Edited by Kimberly J. Cook, Jason M. Williams, Reneè D. Lamphere, Stacie L. Mallicoat (MBio'73), and Alissa R. Ackerman
(Rowman & Littlefield Publishers, 260 pages; 2022)
Survivor Criminology: A Radical Act of Hope is a trauma-informed approach to the study of crime and justice that stems from the lived experiences of crime survivors. The chapters within this volume explore our authors’ who have each had close personal encounters with violence and death, as well as institutionalized oppressions based on racism, heterosexism, sexism, and poverty. As scholars, professors, practitioners, and students in the field, these lived experiences with crime and criminal justice have shaped their research, teaching, and advocacy work. Their voices represent experiences that are intersectional, mult-igenerational, global, trauma-informed and resiliency focused.
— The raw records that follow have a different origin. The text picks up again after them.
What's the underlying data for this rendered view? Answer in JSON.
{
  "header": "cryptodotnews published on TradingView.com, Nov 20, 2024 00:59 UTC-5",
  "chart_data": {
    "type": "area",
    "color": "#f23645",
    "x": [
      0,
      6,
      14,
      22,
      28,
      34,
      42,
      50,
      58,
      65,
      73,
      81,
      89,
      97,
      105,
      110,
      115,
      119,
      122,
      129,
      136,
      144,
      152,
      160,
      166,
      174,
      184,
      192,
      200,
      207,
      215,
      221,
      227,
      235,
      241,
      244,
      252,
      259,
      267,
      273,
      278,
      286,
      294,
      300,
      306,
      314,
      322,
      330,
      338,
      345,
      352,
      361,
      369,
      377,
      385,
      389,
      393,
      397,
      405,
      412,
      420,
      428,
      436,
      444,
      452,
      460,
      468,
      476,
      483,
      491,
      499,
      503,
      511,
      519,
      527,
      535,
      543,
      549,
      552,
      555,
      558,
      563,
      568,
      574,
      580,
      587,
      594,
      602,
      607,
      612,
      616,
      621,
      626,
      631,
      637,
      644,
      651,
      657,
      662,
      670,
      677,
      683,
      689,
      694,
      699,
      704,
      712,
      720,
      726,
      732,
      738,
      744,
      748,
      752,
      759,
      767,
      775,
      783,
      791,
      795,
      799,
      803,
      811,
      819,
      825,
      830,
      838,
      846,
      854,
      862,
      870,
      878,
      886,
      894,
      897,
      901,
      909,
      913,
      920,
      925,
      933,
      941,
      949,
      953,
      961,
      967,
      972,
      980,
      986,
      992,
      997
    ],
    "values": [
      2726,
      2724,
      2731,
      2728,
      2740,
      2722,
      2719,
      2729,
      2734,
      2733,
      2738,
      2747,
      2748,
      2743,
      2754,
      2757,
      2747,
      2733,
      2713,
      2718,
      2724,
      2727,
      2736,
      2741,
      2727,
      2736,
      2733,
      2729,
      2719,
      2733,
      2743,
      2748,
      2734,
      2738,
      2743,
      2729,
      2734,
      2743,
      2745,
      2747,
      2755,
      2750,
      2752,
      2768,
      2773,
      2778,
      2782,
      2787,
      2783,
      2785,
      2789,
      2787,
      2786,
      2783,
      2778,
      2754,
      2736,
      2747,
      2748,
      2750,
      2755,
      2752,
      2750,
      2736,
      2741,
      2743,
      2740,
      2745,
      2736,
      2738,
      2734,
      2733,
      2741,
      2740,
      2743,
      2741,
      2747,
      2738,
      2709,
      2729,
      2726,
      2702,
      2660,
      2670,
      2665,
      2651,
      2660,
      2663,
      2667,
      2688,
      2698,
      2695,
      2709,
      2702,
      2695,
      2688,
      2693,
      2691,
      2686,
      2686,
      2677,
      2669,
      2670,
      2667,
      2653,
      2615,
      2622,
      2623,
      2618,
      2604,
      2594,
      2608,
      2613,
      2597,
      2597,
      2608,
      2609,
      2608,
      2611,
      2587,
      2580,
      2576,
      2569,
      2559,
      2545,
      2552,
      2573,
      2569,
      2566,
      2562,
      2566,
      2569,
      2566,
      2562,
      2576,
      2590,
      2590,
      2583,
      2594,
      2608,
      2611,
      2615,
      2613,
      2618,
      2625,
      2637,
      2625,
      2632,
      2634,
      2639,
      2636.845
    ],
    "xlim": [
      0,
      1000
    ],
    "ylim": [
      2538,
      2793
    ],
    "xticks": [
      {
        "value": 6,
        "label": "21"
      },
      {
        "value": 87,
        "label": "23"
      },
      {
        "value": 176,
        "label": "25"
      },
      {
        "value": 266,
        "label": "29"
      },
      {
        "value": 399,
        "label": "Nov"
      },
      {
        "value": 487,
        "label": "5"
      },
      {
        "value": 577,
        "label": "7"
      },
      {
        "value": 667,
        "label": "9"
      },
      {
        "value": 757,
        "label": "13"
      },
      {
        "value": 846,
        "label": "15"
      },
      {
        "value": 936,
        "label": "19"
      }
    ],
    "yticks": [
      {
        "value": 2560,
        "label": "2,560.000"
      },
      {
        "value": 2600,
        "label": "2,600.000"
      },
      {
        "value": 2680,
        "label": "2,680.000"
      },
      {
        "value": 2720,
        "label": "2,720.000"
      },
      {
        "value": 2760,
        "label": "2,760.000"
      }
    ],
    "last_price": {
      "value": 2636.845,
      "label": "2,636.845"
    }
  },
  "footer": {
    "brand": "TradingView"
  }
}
They are deliberately and decidedly anti-racist, and their experiences acknowledge the harm that has resulted from institutionalized and structural trauma. Most importantly, their stories are grounded in their lived experiences.
This volume offers survivor criminology as a radical act of hope. Our hope comes from the belief that a trauma-centered approach to crime, justice, and healing provides the opportunity for criminology to expand its theoretical and methodological roots. We see this work as transformative for the discipline - for students, scholars, members of the community, and policy-makers.